Dior Joaillerie
31 December
Dior are celebrating the twentieth anniversary of Dior Joaillerie with two new joyfully colourful collections, Gem Dior and Rose Dior Pop. The pieces nod to the past with familiar design references, but this year’s bold colours and whimsical architectures is wholly new. For creative director Victoire de Castellane, the jewellery’s history is significant: ‘Each of my collections leads to the next and I adore the idea of going even further. I hate being bored.’ Her achievements in telling the stories of the Maison – she cites Christian Dior’s garden at Milly-la-Forêt, the eccentric grand balls and the couture as vital elements to her design – are intertwined with her own personal experiences. ‘The themes which inspire my collections are just a starting point. When I create, I am still five years old. I like to approach creation as children approach a game, with an open mind and with the freedom that childhood offers.’
Writer: Hannah Silver

Tessa Packard
20 December
At Wallpaper* HQ, we get a plethora of holiday-themed post through our doors. But nothing has provoked more festive joy than jeweller Tessa Packard’s yuletide regards, which arrived in the form of a soft pink-toned card with punch out ‘Merry Christmas’ earrings. We’ll be donning these merry messaged-designs all festive season through, and might just wear them in the new year too.
Photography: Aylin Bayhan. Writer: Laura Hawkins

Hirsh London
19 December
There’s nothing like a glittering snowflake to brighten up December days. For the last 15 years, Hirsh London has created an annual Snowflake pendant design to mark the festive season, weaving dazzling gems into intricate, hypnotising patterns of precious geometry. ‘We always begin with the central gemstone in the same way that snowflakes are first formed with a central ice crystal,’ explains Jason Hirsh, creative director. The gem-specialist’s yearly Snowflake is a unique piece, as complex and rare as any snowflake in both construction and design.

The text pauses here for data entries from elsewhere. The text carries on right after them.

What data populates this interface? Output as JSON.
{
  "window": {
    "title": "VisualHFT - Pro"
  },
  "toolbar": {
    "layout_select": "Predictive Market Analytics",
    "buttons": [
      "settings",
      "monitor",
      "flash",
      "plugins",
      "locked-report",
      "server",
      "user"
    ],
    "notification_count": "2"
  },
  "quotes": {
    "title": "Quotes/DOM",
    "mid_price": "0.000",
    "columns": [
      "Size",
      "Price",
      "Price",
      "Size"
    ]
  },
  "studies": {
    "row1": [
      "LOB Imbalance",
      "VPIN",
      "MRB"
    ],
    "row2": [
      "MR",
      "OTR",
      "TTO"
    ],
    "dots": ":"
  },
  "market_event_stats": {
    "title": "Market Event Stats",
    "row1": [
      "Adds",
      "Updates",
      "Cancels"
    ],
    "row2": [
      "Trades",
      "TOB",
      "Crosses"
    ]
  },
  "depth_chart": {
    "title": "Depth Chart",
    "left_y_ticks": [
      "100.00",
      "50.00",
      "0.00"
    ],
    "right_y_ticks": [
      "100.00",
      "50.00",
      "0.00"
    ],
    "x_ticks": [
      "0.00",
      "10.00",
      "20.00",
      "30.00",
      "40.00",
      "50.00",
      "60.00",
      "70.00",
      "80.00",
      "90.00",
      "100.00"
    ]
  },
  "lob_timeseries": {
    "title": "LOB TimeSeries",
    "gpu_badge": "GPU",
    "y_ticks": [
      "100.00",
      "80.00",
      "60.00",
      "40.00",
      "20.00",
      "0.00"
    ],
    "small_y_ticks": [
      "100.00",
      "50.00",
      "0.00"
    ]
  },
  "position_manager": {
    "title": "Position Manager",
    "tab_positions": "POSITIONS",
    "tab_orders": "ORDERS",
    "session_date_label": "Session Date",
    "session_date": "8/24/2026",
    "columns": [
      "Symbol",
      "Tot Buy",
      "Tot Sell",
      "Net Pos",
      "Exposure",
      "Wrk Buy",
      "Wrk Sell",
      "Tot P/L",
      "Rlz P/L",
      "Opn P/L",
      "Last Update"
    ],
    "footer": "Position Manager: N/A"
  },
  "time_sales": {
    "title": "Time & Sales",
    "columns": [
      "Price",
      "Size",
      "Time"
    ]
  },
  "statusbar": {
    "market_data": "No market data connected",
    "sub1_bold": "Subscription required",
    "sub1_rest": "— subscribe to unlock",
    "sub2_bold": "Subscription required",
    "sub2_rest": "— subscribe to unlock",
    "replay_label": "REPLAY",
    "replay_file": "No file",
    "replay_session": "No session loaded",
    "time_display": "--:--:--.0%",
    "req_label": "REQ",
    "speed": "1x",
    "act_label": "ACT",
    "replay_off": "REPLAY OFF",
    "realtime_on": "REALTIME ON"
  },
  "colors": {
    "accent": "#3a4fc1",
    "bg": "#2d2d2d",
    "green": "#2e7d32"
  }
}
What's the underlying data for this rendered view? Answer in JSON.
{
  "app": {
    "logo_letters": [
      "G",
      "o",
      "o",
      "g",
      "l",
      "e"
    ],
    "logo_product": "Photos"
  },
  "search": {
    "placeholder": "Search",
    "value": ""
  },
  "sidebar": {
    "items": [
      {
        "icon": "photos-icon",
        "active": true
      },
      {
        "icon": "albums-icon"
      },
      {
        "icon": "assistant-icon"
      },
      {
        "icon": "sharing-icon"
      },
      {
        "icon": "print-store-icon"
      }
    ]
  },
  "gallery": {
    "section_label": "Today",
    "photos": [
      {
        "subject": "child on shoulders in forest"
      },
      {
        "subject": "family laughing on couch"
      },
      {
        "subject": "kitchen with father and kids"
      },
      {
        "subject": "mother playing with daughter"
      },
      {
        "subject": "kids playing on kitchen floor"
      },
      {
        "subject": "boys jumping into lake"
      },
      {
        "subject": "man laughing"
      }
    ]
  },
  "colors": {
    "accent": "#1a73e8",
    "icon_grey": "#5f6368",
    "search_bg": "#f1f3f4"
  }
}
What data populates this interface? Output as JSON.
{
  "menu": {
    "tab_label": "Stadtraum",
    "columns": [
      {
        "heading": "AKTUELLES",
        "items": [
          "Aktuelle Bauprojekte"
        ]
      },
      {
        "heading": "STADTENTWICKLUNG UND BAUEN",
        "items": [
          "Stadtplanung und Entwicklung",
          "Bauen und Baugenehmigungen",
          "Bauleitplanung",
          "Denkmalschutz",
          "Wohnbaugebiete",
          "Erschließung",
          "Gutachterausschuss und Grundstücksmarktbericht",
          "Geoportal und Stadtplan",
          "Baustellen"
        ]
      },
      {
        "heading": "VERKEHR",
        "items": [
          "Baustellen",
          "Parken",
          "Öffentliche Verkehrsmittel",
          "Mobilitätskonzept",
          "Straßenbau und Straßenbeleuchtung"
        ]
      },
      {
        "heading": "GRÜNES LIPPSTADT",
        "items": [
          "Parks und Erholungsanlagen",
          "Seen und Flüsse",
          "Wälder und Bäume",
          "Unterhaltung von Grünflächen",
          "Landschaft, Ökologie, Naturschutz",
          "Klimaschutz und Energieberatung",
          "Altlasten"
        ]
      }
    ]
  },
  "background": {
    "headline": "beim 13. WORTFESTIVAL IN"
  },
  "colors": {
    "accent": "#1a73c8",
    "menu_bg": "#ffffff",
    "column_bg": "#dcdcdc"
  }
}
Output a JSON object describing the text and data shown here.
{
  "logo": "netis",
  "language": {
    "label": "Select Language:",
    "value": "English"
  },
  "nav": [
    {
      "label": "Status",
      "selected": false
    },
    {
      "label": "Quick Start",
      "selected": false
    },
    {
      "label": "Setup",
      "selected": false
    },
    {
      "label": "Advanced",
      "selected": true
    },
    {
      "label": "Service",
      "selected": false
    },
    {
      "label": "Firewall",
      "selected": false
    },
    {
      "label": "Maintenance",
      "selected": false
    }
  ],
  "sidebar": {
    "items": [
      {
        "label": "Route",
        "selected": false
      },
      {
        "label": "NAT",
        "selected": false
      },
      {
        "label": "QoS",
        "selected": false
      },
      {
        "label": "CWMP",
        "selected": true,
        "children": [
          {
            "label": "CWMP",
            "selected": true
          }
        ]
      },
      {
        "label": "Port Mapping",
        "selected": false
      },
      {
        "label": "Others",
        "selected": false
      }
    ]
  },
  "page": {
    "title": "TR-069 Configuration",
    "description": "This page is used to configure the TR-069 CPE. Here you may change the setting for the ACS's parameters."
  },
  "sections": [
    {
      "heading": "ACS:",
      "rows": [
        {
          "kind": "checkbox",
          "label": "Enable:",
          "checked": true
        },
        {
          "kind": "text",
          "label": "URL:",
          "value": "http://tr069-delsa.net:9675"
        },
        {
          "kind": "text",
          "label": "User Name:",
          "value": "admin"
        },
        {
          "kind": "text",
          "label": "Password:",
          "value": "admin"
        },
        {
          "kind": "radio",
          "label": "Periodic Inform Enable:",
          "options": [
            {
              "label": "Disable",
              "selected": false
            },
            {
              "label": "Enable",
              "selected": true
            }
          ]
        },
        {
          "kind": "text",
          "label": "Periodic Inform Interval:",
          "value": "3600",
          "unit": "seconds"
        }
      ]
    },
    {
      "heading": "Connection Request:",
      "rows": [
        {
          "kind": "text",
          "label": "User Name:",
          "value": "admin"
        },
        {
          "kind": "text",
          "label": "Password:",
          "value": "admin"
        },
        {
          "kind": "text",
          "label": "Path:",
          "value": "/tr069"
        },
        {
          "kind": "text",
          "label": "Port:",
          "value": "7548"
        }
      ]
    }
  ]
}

As it takes hundreds of ice crystals to form one snowflake, so dozens of gemstones make up the pendant’s symmetrical design. ‘As in nature, we pride ourselves on creating unique forms: no two designs are ever the same,’ says Hirsh. This year, however, the brand has broken with its own tradition, designing two unique pieces: the first is delicately hued – a natural fancy-blue diamond surrounded with rare pink diamonds, while the second is a wheel of diamond spikes punctuated with a central flash of emerald. In the spirit of seasonal nostalgia, we’ve homed in on the Hirsh family archive and picked out this 2006 design, its brittle snow crystals replaced by tightly interlocking diamonds in a tantalisingly mesmeric variety of cuts.
Writer: Hannah Silver

Caralarga
13 December
Textile design workshop Caralarga’s focus on simplicity has resulted in a pared-back approach to design, and it is the craftsmanship rather than the materials which are at the heart of clothes and jewels. The company’s artisans, adept at working with natural materials such as fibres from the sansevieria plant and recycled bull horn, here manipulate raw cotton threads. In their hands, the material originally discarded after errors in production become intricate textured jewels in their own right.
Writer: Hannah Silver

Peruffo
11 December
Italian jewellery brand Peruffo is inspired by Vicenza’s thriving gold industry for its fluid jewels. Rings, necklaces, bracelets and earrings are free-flowing and unconstructed; designed to move with the body, they are fun to wear. The Slide collection combines the rigidity of the shapes with the central spiral of the design, and the end results are mini kinetic sculptures that take on a life of their own.
Writer: Hannah Silver

Arman Sarkisyan
6 December
In the fifteen years since he created his eponymous jewellery brand, Arman Sarkisyan’s style has become well-defined. The Armenian-born designer, now based in LA, favours a Byzantine aesthetic and tends to incorporate a wealth of bright and precious materials, from gold to colourful gems, for rich results. It is the hypnotising deep blue of lapis lazuli taking centre stage in these Starry Night earrings, which takes on a tantalising new edge when framed with oxidised silver.